By sheer luck Paul's entire group next find themselves guarding an abandoned village and supply dump. For two glorious weeks they lose themselves in feasting sleeping, and joking. Then, again by chance, both Paul and Kropp receive leg wounds while helping to evacuate a village. During their stay in a Catholic hospital, the wonder of clean sheets soon evaporates, and Paul discovers just how many ways a man can be killed-or maimed for life. The wards seem worse than the battlefield. Kropp's leg is amputated, but Paul recovers.
After a short while Paul is back to animal existence at the front, except that conditions have grown even worse. Starved and short of supplies, the men are emaciated and their nerves so frayed that they are prone to snap at the slightest provocation.
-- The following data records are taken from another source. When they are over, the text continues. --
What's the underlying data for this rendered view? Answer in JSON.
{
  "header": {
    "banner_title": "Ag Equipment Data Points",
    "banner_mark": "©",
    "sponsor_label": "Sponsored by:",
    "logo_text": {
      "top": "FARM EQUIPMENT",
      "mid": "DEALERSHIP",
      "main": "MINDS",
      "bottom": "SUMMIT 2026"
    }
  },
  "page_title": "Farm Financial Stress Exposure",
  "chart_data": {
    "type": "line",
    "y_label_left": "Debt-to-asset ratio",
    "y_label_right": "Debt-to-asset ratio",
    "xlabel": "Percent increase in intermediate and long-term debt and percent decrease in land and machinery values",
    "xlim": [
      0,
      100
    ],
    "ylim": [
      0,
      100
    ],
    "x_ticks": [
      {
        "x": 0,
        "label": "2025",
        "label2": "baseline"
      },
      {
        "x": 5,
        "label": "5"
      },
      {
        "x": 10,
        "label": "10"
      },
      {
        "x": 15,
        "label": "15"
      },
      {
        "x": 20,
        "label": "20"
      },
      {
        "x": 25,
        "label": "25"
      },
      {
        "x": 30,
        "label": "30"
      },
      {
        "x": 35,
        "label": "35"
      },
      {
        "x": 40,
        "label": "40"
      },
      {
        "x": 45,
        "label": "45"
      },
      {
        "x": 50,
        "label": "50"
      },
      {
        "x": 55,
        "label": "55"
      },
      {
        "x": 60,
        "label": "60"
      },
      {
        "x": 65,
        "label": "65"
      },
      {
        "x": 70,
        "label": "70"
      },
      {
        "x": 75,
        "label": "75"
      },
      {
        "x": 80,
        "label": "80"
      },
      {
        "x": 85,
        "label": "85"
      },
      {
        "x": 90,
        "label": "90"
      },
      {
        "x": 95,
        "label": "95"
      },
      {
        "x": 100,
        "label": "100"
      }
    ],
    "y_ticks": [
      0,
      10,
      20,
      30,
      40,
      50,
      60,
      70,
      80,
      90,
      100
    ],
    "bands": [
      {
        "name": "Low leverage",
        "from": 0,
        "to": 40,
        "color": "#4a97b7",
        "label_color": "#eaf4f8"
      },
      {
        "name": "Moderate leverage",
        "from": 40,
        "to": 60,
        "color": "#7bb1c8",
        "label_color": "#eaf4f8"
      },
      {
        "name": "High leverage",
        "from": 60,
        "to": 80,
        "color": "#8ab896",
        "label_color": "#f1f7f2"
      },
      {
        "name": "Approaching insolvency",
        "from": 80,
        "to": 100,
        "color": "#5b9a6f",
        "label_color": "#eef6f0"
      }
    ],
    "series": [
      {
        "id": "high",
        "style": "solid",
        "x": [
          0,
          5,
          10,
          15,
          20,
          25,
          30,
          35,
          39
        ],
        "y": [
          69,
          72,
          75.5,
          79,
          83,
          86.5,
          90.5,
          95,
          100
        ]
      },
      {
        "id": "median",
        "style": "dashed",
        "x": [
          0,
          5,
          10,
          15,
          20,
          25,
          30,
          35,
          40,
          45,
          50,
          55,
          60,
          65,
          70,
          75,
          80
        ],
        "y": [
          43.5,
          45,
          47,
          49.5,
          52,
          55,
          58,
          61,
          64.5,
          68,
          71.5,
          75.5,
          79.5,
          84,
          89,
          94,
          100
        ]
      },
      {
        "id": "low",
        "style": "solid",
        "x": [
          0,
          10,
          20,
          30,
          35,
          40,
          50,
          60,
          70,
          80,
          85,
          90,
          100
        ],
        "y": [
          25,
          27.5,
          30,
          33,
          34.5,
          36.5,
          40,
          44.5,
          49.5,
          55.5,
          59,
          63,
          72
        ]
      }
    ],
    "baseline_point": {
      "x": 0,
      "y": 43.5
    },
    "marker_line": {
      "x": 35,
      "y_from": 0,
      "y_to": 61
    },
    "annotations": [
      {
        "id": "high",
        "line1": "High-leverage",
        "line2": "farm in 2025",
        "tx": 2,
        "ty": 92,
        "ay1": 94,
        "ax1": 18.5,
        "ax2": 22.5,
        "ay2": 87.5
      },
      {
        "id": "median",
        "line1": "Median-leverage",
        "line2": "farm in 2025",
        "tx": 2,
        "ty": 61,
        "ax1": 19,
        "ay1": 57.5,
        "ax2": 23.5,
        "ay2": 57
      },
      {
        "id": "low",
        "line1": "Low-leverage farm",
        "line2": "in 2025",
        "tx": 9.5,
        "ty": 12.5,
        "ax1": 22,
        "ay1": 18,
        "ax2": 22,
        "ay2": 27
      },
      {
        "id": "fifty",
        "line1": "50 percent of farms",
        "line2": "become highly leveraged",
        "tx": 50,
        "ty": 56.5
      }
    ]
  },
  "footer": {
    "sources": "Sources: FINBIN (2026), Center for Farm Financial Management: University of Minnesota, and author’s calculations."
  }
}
It takes only the wonder of cherry blossoms at the edge of a field to madden one man with thoughts of his farm: he deserts and is court martialed. Another, who stoically bore the screaming of the horses in the earlier battle, dies in an insane attempt to rescue a messenger dog.
As the summer of 1918 wears on, existence is reduced to a paralyzing round of filth, mud, disintegrating gear, dysentery, typhus, influenza-and battle. Muller, shot point blank in the stomach, gives Kemmerich's boots to Paul-the boots are sturdy and may survive them all. When pleasure-loving Leer collapses of a hip wound, all Paul has left is his friend Katczinsky. Then even Katczinsky is wounded: his shin is shattered. Paul doggedly cames him far behind the lines to an aid station. But the medics can only shake their heads. Katczinsky has died on Paul's back from a tiny splinter of shrapnel that freakishly pierced his head.
The months wear on to October, and Paul is alone. Back at the front after two weeks of rest for a trace of gas poisoning, he has nothing to hope for. He is killed on a day so quiet that the army report consists of a single line: "All quiet on the Western Front."